Ob die Weiterentwicklung (PAF4,PAF5) nunmehr von den Mormonen, oder
nach wie vor durch die ehemaligen Entwicker vollzogen wird, entzieht
sich meiner Kenntnis.
Gerücht : PAF wird *sicher* weiterentwickelt
Wahrheit: PAF für DOS wurde nicht mehr weiterentwickelt. Es wurde
schlicht eingestellt. PAF für Windows (das heutige PAF) wurde nicht
als organischer Nachfolger erstellt, sondern durch Zukauf externer
Software (AQ3) ersetzt. Die Datenübernahme von PAF-Dateien in das
neue PAF für Windows war bereits Teil der Software Ancestral Quest,
bevor es von den Mormonen als designierter Nachfolger eingesetzt
wurde. Zu gegebenem Zeitpunkt werden die Zuständigen wieder
entscheiden müssen, ob sie eine Weiterentwicklung auf neue
Platformen durchführen, ob sie ein neues Produkt erstellen, oder
ob sie bestehende Produkte zukaufen.
Fakt ist auch, daß die langfristige Verfügbarkeit anderer Produkte
von kommerziellen Überlegungen abhängig sind, gleichsam ist die
Verfügbarkeit von PAF von Vorgängen abhängig, die mir jedoch nicht
bekannt sind.
Einige kommerzielle deutsche Produkte gibt es bereits seit über
einem Jahrzehnt, andere wurden bereits nach kurzer Zeit wieder
eingestellt.
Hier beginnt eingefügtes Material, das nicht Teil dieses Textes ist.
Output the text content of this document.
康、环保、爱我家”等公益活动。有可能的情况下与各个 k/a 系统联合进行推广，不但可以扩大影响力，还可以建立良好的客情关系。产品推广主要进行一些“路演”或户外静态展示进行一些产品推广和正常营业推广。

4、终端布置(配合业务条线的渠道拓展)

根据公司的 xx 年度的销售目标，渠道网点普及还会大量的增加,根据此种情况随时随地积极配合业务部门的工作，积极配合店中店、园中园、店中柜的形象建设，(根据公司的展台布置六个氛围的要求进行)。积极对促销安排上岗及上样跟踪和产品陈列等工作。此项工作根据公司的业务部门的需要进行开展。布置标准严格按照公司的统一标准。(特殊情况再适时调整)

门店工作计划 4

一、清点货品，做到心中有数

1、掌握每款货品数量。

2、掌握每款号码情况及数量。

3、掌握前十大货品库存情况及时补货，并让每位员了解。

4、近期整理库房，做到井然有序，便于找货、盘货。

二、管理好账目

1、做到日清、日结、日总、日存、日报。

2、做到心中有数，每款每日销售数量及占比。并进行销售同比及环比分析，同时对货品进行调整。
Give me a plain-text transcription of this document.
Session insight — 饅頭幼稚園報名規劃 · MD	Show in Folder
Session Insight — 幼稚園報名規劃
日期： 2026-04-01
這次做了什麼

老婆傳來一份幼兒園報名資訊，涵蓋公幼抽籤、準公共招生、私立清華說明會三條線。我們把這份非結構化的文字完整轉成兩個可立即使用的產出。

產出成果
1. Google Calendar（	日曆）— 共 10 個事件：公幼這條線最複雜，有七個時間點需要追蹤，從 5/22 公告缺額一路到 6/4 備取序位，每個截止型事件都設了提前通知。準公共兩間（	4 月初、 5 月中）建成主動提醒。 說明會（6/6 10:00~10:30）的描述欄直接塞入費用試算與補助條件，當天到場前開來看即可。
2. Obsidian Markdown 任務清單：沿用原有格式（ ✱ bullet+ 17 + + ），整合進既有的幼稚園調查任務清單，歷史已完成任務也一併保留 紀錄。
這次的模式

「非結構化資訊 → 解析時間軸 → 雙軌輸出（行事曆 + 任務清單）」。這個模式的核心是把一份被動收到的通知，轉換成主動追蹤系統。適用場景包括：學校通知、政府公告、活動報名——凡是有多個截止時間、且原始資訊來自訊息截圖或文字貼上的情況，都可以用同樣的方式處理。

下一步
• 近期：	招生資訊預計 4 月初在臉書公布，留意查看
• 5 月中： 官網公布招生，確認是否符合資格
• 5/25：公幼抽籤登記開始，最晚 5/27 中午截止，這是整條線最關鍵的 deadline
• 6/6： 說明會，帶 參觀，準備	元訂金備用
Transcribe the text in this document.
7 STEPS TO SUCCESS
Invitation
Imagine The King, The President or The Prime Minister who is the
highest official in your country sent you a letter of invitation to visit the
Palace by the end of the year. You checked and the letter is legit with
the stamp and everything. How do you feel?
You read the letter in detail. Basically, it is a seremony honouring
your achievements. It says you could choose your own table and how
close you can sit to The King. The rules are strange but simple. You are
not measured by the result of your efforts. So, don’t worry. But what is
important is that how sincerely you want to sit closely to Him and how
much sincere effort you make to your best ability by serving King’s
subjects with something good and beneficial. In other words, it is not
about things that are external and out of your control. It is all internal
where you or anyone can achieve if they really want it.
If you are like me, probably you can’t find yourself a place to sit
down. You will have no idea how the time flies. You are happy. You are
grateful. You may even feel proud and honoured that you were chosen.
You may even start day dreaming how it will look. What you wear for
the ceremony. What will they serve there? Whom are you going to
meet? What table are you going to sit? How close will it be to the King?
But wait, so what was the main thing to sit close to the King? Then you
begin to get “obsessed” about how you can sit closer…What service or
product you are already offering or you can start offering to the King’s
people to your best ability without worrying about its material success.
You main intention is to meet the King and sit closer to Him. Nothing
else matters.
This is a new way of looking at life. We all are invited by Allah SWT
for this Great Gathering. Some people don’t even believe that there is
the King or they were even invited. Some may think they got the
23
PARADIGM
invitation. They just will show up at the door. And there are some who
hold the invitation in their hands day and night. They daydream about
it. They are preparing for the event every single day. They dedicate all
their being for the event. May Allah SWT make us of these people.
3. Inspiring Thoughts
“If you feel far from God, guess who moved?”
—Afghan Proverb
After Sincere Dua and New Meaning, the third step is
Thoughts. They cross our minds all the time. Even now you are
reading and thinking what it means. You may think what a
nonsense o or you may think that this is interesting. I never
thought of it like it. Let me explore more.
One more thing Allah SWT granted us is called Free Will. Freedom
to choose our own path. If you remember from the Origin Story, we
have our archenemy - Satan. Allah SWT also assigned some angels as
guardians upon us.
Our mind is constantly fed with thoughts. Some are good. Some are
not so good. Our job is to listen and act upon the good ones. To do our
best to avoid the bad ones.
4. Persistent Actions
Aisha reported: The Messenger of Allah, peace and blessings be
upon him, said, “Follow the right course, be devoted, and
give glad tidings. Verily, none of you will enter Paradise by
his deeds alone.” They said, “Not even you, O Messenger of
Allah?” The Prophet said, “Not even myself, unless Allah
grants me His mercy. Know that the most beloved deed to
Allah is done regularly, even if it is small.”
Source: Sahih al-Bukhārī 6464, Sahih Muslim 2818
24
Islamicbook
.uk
Garantien gibt es nicht, weder mit PAF noch woanders -
wichtig ist da für den Anwender nur, daß er seine Daten später
möglichst gut weiterverarbeiten kann - womit wir wieder beim Thema
GEDCOM angelangt wären.
Gerücht : PAF ist religiös beeinflußt
Wahrheit: PAF kann wunderbar auch von Nicht-Mormonen eingesetzt
werden. Meines Wissens nach gibt es keine Gründe, das Programm
abzulehnen, nur weil man der LDS-Kirche nicht angehört. Ich kenne
zwar nicht die genauen Beweggründe, die dazu geführt haben, die
neueren PAF-Versionen kostenlos an alle Interessierten zu verteilen,
halte diese aber für lauter. Auch die Internetfunktionen der
Software führen vornehmlich auf Seiten mit nicht-religiösen Inhalten
- es sei den, man würde Daten aus Kirchenbüchern als religiös
einstufen...
Damit mich niemand falsch versteht: PAF ist eine kostengünstige
Möglichkeit, genealogische Daten zu verwalten, und ist beileibe nicht
das schlechteste Programm, zumal zu einem Preis von Null-Euro. Ob es
für den einzelnen Anwender das optimale Werkzeug für seinen Bedarf
ist, und damit wirklich "günstig" ist, muß jeder selbst entscheiden.
Das ich das vielleicht anders bewerte mag man mir verzeihen.